Tuesday, 18 February 2020

The Truth About Air Pollution Is That We've Found Something Worth Dying For

The political establishment and its media cronies have been peddling the message that air pollution is a big problem that needed fixing yesterday. This week alone, the Reading Chronicle tells us that "air pollution is responsible for one in 16 deaths in Reading", and you can regularly read similar stories about all the world's major cities. There is also a meme in circulation, about the pollution costs of air travel, where an alarmist has declared eco-planetary outrage that about a million people are travelling in the air at any one time.

Air pollution is not a good thing intrinsically, of course - but here's a better way to think about the so-called air pollution problem. People tend to focus too much on negative aspects of reality and too little on the benefits. As such they make lots of basic errors in assessing human behaviour and value. A headline like “1,784 people were killed in reported road traffic accidents in Great Britain in a year” is more newsworthy than reporting on the millions of people’s uncountable benefits from road traffic. Just about every transactional benefit you can think of involves road transport. And while it’s obviously awful that 1,784 died because of road traffic (and there may be further improvements required) it’s absolutely astounding that so much value can be created by road traffic. Most humans seem to agree with me, as every day thousands of them take to the roads or embark on transactions that require road use. Roads are, by and large, a thing to be celebrated – they are a great human triumph. They are so good that every day millions of people across the world risk a slim chance of death by getting behind the wheel.

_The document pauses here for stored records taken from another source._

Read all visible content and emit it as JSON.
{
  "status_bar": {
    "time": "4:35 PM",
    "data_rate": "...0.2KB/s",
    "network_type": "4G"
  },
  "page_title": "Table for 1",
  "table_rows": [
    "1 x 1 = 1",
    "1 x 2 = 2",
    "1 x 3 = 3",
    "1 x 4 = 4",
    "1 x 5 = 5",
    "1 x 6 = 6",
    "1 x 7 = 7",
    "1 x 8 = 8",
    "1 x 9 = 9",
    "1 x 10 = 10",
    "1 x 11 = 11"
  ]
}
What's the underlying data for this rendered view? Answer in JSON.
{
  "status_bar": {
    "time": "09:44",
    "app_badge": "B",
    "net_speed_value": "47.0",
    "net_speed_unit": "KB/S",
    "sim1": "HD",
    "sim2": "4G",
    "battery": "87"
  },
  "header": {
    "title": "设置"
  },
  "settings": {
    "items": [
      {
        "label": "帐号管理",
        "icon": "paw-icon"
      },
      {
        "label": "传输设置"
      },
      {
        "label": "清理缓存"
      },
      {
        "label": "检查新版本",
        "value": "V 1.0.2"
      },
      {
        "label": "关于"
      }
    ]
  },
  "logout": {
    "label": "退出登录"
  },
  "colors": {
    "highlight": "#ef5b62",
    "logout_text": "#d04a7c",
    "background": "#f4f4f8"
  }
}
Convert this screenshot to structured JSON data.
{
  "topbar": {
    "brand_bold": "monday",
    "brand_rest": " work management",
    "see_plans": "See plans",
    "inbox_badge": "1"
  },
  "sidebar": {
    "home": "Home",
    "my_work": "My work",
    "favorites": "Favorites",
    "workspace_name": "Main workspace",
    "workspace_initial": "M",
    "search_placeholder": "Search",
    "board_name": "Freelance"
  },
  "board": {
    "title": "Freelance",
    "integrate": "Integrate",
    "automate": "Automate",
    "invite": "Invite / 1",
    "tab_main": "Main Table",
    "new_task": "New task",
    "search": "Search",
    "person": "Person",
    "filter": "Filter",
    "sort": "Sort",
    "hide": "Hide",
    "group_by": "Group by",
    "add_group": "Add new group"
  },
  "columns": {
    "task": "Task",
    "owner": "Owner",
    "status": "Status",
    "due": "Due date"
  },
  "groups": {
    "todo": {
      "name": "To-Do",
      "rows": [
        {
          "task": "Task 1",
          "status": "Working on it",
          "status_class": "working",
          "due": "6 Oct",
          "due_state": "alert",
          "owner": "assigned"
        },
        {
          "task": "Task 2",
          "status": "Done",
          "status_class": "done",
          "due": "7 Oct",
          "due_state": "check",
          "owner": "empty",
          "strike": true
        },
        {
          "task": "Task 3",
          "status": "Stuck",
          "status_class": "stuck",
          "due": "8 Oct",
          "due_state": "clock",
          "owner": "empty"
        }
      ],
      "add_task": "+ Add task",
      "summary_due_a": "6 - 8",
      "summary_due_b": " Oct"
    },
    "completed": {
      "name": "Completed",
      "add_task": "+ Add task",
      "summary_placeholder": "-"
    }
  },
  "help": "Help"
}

To avoid (at best) inconsistency and (at worst) outright hypocrisy, the same kind of rationale needs to be extended to most of the things that propagandists bemoan – air pollution, sugary foods, air travel, carbon emissions – these are human triumphs with costs, not human maladies that desperately need eradicating. When it comes to benefits like big cities, eating chocolate, holidays abroad, and the astronomical progression explosion of carbon-based technology (which is pretty much everything we’ve ever invented, bought and sold), a much more accurate perspective would be to celebrate that there are so many things that humans have found that are worth risking shortening their life for.

If there really are a million people in the air at any one time, then flying confers huge benefits on society, and we should be very circumspect in calling for the cessation of such a valuable industry. Nevertheless, the environmentalists, blind to cost-benefit analyses, insist that rotten old air pollution is a big problem and that this fact is part of an unquestionable scientific consensus.

Putting aside the fact that scientific consensus on the damage of air pollution does not constitute a good economic argument to reduce air pollution, which is something that regularly confuses the masses, I did a bit of research this afternoon to see if there is anything in the argument that air pollution is bad enough to warrant trying to do something about it. Here are my conclusions. I read five articles - all of which tried to explain the cost of air pollution - but what the articles had in common was that they all peddled an agenda that veers somewhat from the truth. What was clear was that the institutions wanted air pollution to be a problem, so they made every effort to present it as a problem with some dodgy thinking.

Here’s a good example; I read some toxicological research that said “Cardiovascular and pulmonary diseases, as well as respiratory infections, account for the majority of deaths from air pollution.” That looks like a squalid attempt to lump in other types of death into the statistic and attribute them to air pollution. Lots of things contribute to cardiovascular, pulmonary and respiratory-related deaths – fatty foods, smoking, stress, indolence, old age, high blood pressure, diabetes, congenital diseases, jobs exposed to dust and allergens – it’s simply misleading to ascribe them to air pollution, and reason that we should all cut down on driving and flying.

There is also the ‘framing effect’ tactic which is regularly used, as I saw in another article, which stated that “air pollution causes more deaths than malnutrition”. One way to look at it is to say how terrible that must be because malnutrition is such a big killer. Another way to look at it is to say we must have done well if the thing that decimated populations for hundreds of thousands of years is no longer the primary cause of our death. In other words, you have to make some pretty remarkable advances as a species to get to the stage where air pollution causes more deaths than malnutrition, especially when you factor in the dubious causalities I mentioned above, and the immense benefits of living in cities (already 55% of people live in cities, and another 2.5 billion are expected to move to a city by 2050).

Air pollution is a temporary problem, which will be improved upon with our technological advances. In the meantime, air pollution is the result of living for so long in such prosperity, in cities with a richer diversity and multitude of benefits that our ancestors who died young of malnutrition and infectious diseases would consider luxurious.

You have to ask some serious questions about why these people are deliberately inflating the supposed severity of these matters – and in particular, why they are manipulating the data and their language to make it sound like their ideology is the right one. The upshot is, the argument that our deaths are related to a single cause that’s easily attributable to air pollution is absolutely ludicrous; and furthermore, the fact that we are living long enough and prosperously enough to suffer the side effects of such overall higher standard of living, technological advancement and material enrichment, is part of the greatest victory humanity has ever enjoyed. The solution to the world's climate situations is to be found in trade, competition, technological innovation and the sharing of ideas – not in absurdist extreme politics.